Pour les observateurs, les ordinations de Kunming et de l’Anhui – auxquelles il faut ajouter l’installation, le 14 mai, de l’évêque “officiel” du Fujian, illégitime lui aussi (6) – peuvent donc être interprétées comme un geste politique des autorités chinoises s’inscrivant dans un contexte où il était clairement question, depuis quelques mois, de négociations entre le Vatican et la Chine quant à une normalisation de leurs relations. Au-delà de la question de la rupture des relations diplomatiques entre Taiwan et le Saint-Siège, la partie chinoise a souhaité affirmer sa volonté de maintenir les prérogatives qu’elle s’est arrogées quant à la nomination des évêques “officiels”. Pour le Vatican, cette façon de faire met “de nouveaux obstacles” aux négociations. Le Saint-Siège rappelle toutefois “sa disponibilité pour un dialogue honnête et constructif avec les autorités chinoises compétentes, de façon à trouver des solutions qui puissent satisfaire les exigences légitimes des deux parties”.

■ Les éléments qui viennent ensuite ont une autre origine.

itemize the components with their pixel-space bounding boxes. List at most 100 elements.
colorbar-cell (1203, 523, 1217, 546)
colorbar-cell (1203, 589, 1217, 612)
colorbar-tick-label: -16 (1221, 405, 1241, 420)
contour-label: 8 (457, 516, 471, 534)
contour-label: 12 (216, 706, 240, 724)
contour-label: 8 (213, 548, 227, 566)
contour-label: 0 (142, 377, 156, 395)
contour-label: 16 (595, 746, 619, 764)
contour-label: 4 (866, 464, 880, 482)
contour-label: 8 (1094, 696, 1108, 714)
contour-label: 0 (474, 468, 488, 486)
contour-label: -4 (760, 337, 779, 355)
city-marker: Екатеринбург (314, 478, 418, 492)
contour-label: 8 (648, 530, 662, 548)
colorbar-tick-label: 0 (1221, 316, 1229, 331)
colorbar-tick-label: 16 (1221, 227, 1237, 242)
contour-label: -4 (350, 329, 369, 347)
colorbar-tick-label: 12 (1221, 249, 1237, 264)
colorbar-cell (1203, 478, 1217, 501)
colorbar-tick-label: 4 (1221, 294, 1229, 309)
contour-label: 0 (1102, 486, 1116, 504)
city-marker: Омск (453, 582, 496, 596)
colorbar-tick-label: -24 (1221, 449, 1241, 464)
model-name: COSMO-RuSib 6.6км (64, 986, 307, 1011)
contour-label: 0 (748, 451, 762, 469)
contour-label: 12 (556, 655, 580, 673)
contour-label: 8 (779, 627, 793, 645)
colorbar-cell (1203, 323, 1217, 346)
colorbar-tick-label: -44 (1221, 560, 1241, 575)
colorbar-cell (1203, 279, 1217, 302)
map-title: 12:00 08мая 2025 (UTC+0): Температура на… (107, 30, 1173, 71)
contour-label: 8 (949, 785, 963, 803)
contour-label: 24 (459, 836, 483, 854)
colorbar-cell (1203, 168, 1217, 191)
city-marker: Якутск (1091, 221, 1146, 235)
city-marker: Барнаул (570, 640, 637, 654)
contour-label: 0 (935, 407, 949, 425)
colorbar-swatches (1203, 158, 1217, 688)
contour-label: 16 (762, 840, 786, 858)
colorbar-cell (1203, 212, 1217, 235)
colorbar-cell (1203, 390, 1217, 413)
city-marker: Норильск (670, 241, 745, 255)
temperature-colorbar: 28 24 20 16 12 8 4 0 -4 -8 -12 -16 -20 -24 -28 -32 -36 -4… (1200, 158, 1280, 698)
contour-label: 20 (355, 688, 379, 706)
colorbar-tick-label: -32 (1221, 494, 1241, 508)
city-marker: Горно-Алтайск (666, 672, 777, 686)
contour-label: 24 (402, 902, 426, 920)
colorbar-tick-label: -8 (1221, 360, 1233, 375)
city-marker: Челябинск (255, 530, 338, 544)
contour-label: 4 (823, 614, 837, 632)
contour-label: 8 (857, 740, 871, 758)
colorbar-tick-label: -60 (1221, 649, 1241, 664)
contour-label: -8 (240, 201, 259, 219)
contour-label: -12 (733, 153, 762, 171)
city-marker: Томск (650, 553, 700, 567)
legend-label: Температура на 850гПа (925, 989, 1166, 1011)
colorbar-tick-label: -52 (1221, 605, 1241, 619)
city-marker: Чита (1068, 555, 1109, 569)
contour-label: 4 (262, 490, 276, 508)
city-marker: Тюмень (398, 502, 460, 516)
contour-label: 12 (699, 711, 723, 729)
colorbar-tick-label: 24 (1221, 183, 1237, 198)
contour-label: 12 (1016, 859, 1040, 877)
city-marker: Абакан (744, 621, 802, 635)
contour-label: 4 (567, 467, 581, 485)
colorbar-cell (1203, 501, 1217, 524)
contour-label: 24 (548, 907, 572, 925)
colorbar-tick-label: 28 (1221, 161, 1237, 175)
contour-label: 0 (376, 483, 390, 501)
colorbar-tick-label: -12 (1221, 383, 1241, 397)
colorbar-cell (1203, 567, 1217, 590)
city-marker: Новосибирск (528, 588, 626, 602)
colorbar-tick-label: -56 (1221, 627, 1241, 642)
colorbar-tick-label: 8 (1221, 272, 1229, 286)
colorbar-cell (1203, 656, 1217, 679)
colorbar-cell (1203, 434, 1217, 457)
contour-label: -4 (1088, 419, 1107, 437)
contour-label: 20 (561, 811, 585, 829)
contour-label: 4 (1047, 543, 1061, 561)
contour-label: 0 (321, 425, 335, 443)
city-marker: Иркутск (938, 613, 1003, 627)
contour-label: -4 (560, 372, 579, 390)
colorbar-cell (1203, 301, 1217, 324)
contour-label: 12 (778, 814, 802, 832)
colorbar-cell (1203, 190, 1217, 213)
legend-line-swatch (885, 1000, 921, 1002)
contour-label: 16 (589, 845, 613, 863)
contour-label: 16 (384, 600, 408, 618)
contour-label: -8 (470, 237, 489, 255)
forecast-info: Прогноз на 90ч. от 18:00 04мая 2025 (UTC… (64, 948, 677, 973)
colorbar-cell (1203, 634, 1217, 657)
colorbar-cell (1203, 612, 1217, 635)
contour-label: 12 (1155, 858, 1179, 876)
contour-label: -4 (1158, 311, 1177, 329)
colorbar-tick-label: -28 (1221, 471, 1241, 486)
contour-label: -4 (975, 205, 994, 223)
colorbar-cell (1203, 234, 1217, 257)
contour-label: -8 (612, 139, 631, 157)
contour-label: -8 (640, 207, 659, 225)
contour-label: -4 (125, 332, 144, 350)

Trois jours après le communiqué de Navarro-Valls, le ministère chinois des Affaires étrangères, par la voix de son porte-parole, a indiqué que “le gouvernement chinois [regrettait] les critiques du Vatican sur cette affaire (des ordinations épiscopales de Kunming et de l’Anhui)”. Le porte-parole ajoutait qu’au sujet des relations sino-vaticanes, le gouvernement s’était fixé des principes “constants” et “clairs à savoir la rupture par le Vatican de ses soi-disant relations diplomatiques avec Taiwan et la non-ingérence dans les affaires intérieures chinoises sous prétexte de religion. Ceci étant dit, “le gouvernement chinois est toujours sincère et a fait des efforts constants pour améliorer ses relations avec le Vatican a encore ajouté le porte-parole.

Selon Kwun Ping-hung, qui, depuis Hongkong, suit de près la situation de l’Eglise en Chine, la série d’ordinations épiscopales qui vient d’avoir lieu, pour problématique qu’elle soit, ne doit pas cacher le fait qu’“engager des négociations est dans l’intérêt à long terme des deux parties”. L’an dernier, Pékin a fait preuve d’une certaine retenue, en s’abstenant de critiquer en termes durs la venue du président taiwanais aux funérailles du pape Jean-Paul II ou lorsque l’évêque de Hongkong est devenu cardinal. Toujours selon Kwun, les critiques de l’Eglise quant aux ordinations d’évêques illégitimes ont été formulées de manière à ne pas heurter Pékin. Cela laisse donc la porte ouverte à une reprise des négociations, mais ne peut cacher le fait que le problème central reste entier, à savoir que l’Eglise catholique, telle qu’elle existe dans son fonctionnement hiérarchique, ne peut se couler dans le cadre de la politique religieuse définie par le gouvernement chinois.